Le président russe Vladimir Poutine s’est rendu pour la première fois jeudi dans les îles Kouriles, en Extrême-Orient, une visite provoquant une vive protestation du Japon qui revendique également cet archipel, selon l’AFP.
Les relations russo-japonaises sont marquées par des tensions autour de ces îles, considérées par Tokyo comme occupées par l’Union soviétique depuis 1945.
Au lendemain d’une visite à Ioujno-Sakhalinsk, sur l’île de Sakhaline, mercredi où il a visité un hôpital, le président russe s’est rendu à Itouroup, l’une des îles de l’archipel des Kouriles, selon une vidéo publiée par Moscou.

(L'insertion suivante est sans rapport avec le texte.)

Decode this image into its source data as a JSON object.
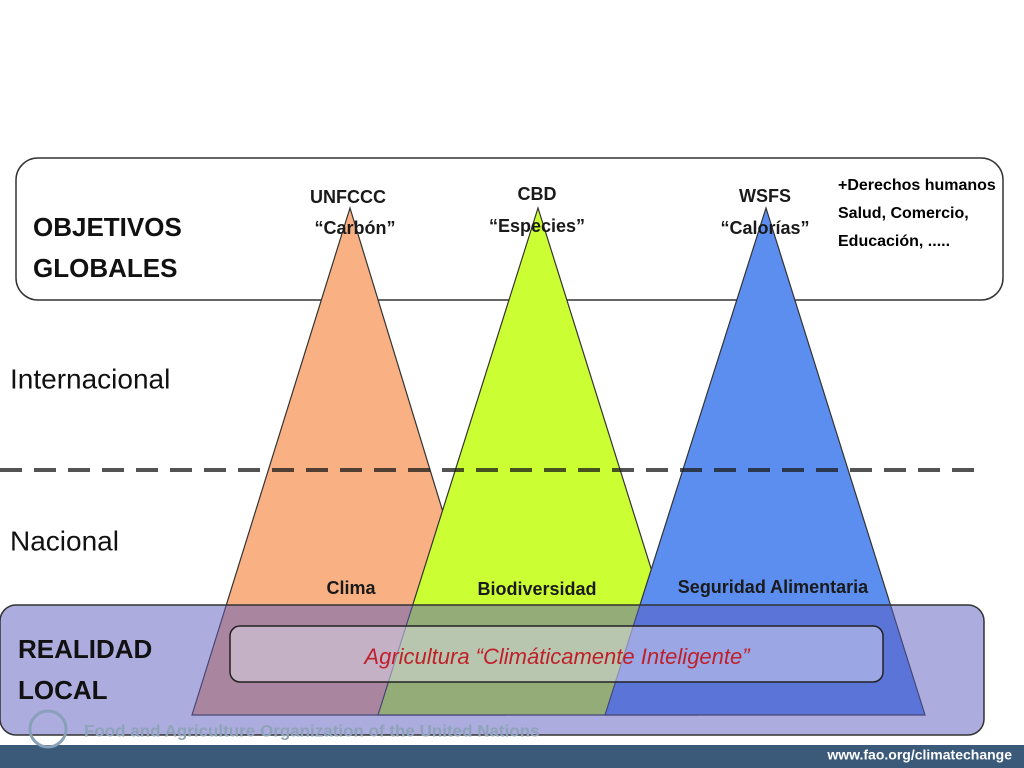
{
  "goals_box": {
    "title_lines": [
      "OBJETIVOS",
      "GLOBALES"
    ],
    "extra_lines": [
      "+Derechos humanos",
      "Salud, Comercio,",
      "Educación, ....."
    ]
  },
  "levels": [
    "Internacional",
    "Nacional"
  ],
  "pyramids": [
    {
      "top_lines": [
        "UNFCCC",
        "“Carbón”"
      ],
      "bottom_label": "Clima"
    },
    {
      "top_lines": [
        "CBD",
        "“Especies”"
      ],
      "bottom_label": "Biodiversidad"
    },
    {
      "top_lines": [
        "WSFS",
        "“Calorías”"
      ],
      "bottom_label": "Seguridad Alimentaria"
    }
  ],
  "local": {
    "title_lines": [
      "REALIDAD",
      "LOCAL"
    ],
    "banner": "Agricultura “Climáticamente Inteligente”"
  },
  "footer": {
    "organization": "Food and Agriculture Organization of the United Nations",
    "url": "www.fao.org/climatechange"
  }
}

Selon les médias russes, il y a notamment visité une usine de transformation de poisson, où on lui a offert du caviar, et une école.
A Sakhaline, Vladimir Poutine avait présidé une réunion “sur la garantie de la sécurité des frontières orientales de la Russie”, selon l’agence de presse RIA Novosti.
Tokyo n’a pas tardé à réagir à ce déplacement par l’intermédiaire du ministre des Affaires étrangères Toshimitsu Motegi.
“Les Territoires du Nord constituent une partie inhérente du territoire du Japon, tant sur le plan historique qu’au regard du droit international, et le gouvernement du Japon proteste vigoureusement contre cette visite”, a déclaré M. Motegi dans un communiqué, utilisant l’appellation japonaise de ces îles.
Après l’offensive russe en Ukraine en février 2022, le Japon avait durci le ton et considéré, pour la première fois depuis 2003, que les îles Kouriles, au nord de l’archipel, étaient “occupées illégalement” par la Russie. Depuis 2003, la diplomatie nippone évitait de parler d’occupation.
“Le Japon a identifié la Russie comme l’une des principales sources de menace. Je tiens à souligner que nous ne menaçons pas le Japon (…) Au contraire, c’est lui qui a des revendications territoriales contre notre pays”, a déclaré M. Poutine mercredi.